Isabelle Thireau: There is just one that I would cite, this being the fact that the researcher’s own investigation or inquiry tends to increasingly overlap with those of their respondents. My work initially sought to understand the pluralisation at work in Chinese society and the formation of less uncertain normative benchmarks and forms of coordinated actions by observing specific spheres or situations that did not exclude Party and State administration. However, modern Chinese society is faced with doubts and indecision that, far from diminishing, appear instead to be intensifying. Answers to the question ‘what kind of world do we live in?’, which might have stabilised after several decades of economic reform, appear, on the contrary, to be becoming increasingly uncertain. They cannot be separated from the nature of the political regime, or more precisely from what Claude Lefort refers to as the symbolic institution of the social. The fact that those we interact with through our research can refer to Chinese political power as either communist, socialist with Chinese characteristics, capitalist, liberal, authoritarian, totalitarian, Orwellian, nationalist, fascist or imperial, depending on the circumstances, highlights not only the multiple perspectives but also the great indecision that mark the foundations attributed to the current political system. Yet such foundations, while they are always to be defined, restrict and guide possible debates on ‘good government,’ ‘good institutions’ and ways of ‘living together’.

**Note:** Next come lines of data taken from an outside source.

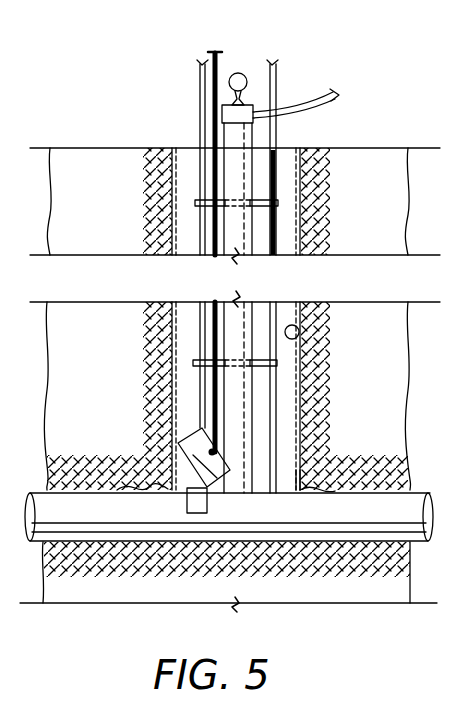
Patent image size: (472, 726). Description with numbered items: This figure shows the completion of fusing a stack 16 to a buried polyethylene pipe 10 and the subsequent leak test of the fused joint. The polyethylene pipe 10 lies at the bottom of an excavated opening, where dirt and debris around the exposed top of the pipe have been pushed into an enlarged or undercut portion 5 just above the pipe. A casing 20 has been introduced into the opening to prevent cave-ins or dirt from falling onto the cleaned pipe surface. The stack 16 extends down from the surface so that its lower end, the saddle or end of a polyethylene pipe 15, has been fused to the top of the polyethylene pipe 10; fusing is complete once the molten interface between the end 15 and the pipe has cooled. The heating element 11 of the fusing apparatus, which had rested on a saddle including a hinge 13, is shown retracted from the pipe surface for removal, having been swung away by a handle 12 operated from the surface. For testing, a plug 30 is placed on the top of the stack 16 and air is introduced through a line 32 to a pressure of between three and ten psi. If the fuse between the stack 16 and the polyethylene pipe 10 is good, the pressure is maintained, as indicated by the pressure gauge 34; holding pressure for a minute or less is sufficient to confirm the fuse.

The undercut portion 5 is at (312, 495).
The polyethylene pipe 10 is at (113, 522).
The heating element 11 is at (190, 440).
The handle 12 is at (213, 383).
The hinge 13 is at (167, 487).
The end of a polyethylene pipe 15 is at (237, 495).
The stack 16 is at (253, 423).
The casing 20 is at (300, 338).
The plug 30 is at (211, 113).
The line 32 is at (313, 101).
The pressure gauge 34 is at (239, 72).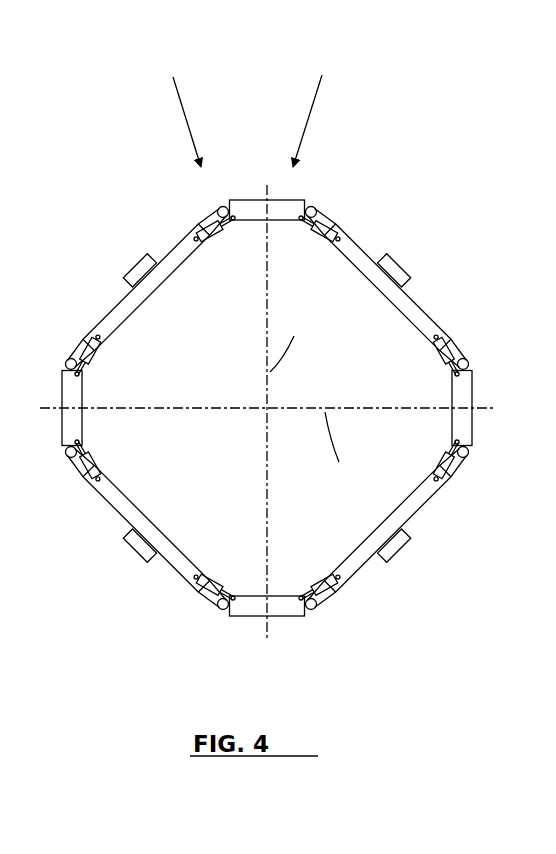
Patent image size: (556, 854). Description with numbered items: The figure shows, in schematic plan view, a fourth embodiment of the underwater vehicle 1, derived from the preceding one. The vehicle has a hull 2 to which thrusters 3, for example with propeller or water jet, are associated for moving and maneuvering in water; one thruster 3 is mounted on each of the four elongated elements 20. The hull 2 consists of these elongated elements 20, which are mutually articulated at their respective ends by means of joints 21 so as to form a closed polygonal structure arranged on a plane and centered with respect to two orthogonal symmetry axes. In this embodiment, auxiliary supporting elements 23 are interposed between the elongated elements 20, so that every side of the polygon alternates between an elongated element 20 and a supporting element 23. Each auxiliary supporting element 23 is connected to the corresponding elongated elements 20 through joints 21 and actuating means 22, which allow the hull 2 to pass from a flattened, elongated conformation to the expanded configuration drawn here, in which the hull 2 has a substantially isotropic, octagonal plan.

The underwater vehicle 1 is at (357, 195).
The hull 2 is at (170, 602).
The thrusters 3 is at (143, 262).
The elongated elements 20 is at (125, 300).
The joints 21 is at (218, 208).
The actuating means 22 is at (223, 228).
The auxiliary supporting elements 23 is at (256, 202).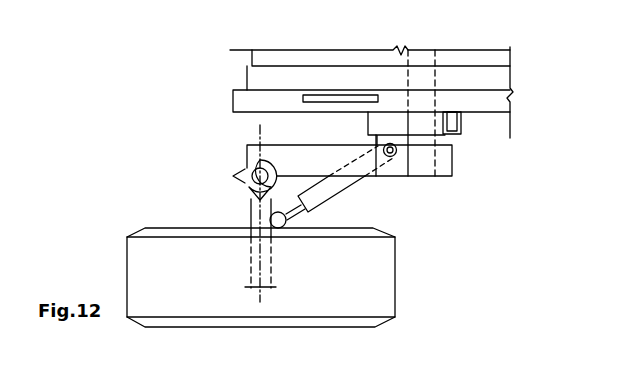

They constitute fundamental resources when it comes to debating the meaning of justness and social reality. The current confusion over the foundations of political power in China, and the contradictions between what is officially said about it and the political measures that have actually been put in place, have contributed to the largely illegible nature of the current experience for those who are living it. As a consequence, Chinese citizens seem to be themselves embedded in all kinds of inquiries. They are conducting such enquêtes together, in public squares, in religious gatherings, in gatherings that have become institutionalised through the sheer force of their repetition, enquêtes that are also prompted by the extent and complexity of day-to-day situations that people are experiencing as being vague, uncertain and opaque. There are indeed things people are wary of and there are realities, including the meaning of words and the meaning of public commitments, that people are doubtful of.
There is that which is immediately deemed bad, even where confirmation of this is yet to be obtained, and there is that which is simply unclear, opaque or uncertain and which triggers another type of concern, this being that we do not know ‘what it is all about’, to use an expression used by several respondents.
In this respect, the Covid-19 epidemic has undoubtedly triggered a new, sudden and unexpected form of investigation for Chinese citizens to figure out, together, the experience faced and the means of dealing with it, a moment that one can only hope will help to strengthen rather than suppress the places where people gather even among strangers, consolidate forms of concerted action as fragile as they may be, undertake short-term collective initiatives despite the strong political pressure faced in recent years.